The Night Tiger
By Sherryl Clark & Hannah Sommerville
Reviewed by Mia Macrossan
Sheryll Clark is a prolific and much- awarded and beloved Australian author of more than 70 published children’s and YA books, including novels, chapter books, picture books and verse novels. She writes both fiction and poetry, something that is reflected here in the rich imaginative story of The Night Tiger.
Her co-creator Hannah Sommerville, also an experienced and awarded illustrator, (including Sunday Skating by Andrea Rowe, Reading to Baby by Margaret Wild, and Charlie’s Whale by Libby Gleeson), has responded to the challenge of the text with atmospheric, evocative and expressive art.
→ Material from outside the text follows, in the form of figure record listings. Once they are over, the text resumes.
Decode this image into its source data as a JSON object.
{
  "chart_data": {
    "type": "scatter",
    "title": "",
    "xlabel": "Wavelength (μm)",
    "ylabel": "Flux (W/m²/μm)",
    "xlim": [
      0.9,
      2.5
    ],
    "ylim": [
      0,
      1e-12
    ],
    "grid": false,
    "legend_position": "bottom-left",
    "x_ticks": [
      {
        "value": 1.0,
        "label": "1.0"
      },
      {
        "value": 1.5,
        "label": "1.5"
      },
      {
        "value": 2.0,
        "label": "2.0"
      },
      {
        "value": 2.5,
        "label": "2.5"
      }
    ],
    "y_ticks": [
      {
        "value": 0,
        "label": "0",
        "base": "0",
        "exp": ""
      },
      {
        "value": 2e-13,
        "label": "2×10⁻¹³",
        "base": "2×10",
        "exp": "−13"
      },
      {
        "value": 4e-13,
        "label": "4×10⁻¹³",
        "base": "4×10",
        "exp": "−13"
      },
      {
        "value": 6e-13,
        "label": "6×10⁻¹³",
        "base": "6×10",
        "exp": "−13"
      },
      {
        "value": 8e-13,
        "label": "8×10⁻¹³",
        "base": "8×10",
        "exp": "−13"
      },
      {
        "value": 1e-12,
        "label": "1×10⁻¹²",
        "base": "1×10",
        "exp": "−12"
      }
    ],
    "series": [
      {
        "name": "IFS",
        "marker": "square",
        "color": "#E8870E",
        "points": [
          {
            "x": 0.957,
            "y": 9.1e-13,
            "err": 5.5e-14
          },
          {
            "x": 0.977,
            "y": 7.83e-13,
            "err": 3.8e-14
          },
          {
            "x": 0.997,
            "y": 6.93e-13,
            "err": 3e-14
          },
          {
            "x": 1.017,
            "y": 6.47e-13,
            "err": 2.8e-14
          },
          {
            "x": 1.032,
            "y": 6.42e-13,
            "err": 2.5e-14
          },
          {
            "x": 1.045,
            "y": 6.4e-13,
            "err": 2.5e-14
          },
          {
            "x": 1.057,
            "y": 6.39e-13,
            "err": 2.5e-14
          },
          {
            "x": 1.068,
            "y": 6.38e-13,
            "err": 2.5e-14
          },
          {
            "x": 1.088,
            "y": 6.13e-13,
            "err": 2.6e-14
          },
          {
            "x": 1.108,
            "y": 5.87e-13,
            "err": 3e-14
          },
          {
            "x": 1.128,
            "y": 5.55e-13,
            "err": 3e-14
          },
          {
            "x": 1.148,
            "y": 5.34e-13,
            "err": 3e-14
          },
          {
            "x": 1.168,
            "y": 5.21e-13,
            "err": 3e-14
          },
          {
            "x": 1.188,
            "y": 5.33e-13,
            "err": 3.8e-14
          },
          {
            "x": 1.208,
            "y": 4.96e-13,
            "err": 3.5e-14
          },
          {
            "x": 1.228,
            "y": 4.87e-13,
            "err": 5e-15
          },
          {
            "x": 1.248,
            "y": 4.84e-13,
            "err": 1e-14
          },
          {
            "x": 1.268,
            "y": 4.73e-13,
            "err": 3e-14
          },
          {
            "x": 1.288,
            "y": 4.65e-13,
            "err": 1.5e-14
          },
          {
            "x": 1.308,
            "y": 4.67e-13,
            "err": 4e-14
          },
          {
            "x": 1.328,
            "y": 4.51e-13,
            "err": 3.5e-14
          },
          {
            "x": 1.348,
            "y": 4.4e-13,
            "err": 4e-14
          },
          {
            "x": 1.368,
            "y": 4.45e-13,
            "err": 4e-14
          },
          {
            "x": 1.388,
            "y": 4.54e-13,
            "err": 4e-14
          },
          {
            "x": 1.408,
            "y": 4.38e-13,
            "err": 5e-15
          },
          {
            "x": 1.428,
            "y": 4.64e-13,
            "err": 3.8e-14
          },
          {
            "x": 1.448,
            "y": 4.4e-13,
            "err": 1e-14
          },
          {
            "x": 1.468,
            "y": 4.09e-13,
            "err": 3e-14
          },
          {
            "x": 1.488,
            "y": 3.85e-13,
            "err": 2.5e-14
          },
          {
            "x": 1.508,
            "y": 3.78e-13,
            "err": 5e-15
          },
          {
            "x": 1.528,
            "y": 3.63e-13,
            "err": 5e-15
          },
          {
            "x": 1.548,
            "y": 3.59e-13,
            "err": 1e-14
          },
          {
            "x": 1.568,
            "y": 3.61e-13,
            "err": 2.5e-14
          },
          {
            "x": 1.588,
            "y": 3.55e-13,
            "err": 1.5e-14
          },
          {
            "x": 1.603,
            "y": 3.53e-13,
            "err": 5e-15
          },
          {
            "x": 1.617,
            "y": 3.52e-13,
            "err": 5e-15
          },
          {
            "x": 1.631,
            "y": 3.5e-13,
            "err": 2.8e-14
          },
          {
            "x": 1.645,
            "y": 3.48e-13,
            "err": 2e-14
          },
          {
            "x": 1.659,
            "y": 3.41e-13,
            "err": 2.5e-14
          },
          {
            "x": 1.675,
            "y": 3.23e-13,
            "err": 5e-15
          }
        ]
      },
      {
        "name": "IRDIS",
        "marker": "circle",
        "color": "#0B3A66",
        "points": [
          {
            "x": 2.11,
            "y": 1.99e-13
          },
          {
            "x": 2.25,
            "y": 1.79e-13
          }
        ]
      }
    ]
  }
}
A young child is enjoying the end of the day, eating, playing, laughing. She goes to bed when ‘night drops a curtain over our house and hides the garden‘. She can’t sleep and, drawn by the bright round moon, climbs out the window to explore outside.
Shadowed and striped by moonlight she turns into the night tiger and celebrates the mystery and magic of the night. She encounters the house cat, hears branches creak, noisy crickets, sees a swooping fruit bat and a barn owl. As the night tiger she revels in pouncing, swooping, leaping, even some growling, until a dog howls breaking the spell and she goes back to bed dreaming night tiger dreams.
There is a lot of movement in this story, not the loud rambunctious activity of daytime, but the powerful, mysterious energy of the night. There’s slinking, stalking and pouncing; there’s whisking, rippling and springing – all part of the nightime adventure.
Each double page contains one verse, one long sentence where Sherryl skilfully condenses meaning and images. The text moves and glides across the page, and yes, occasionally leaps and pounces. The illustrations perfectly capture the mood, the movement and the magic, starting with the end papers, the front showing dusk with the setting sun lighting up the treetops and the back the moonlight shining on the clouds, the trees and the house.
A wonderful book to read aloud so that you can enjoy the pace and rhythm of the words, and relish the imagery, but also one you can read by yourself to revel in and explore the glorious art.
Note: I have referred to the child as ‘she’ because that is how I saw her, but you could just as easily refer to the child as ‘he’, since the representation is subtle and can be interpreted however you wish.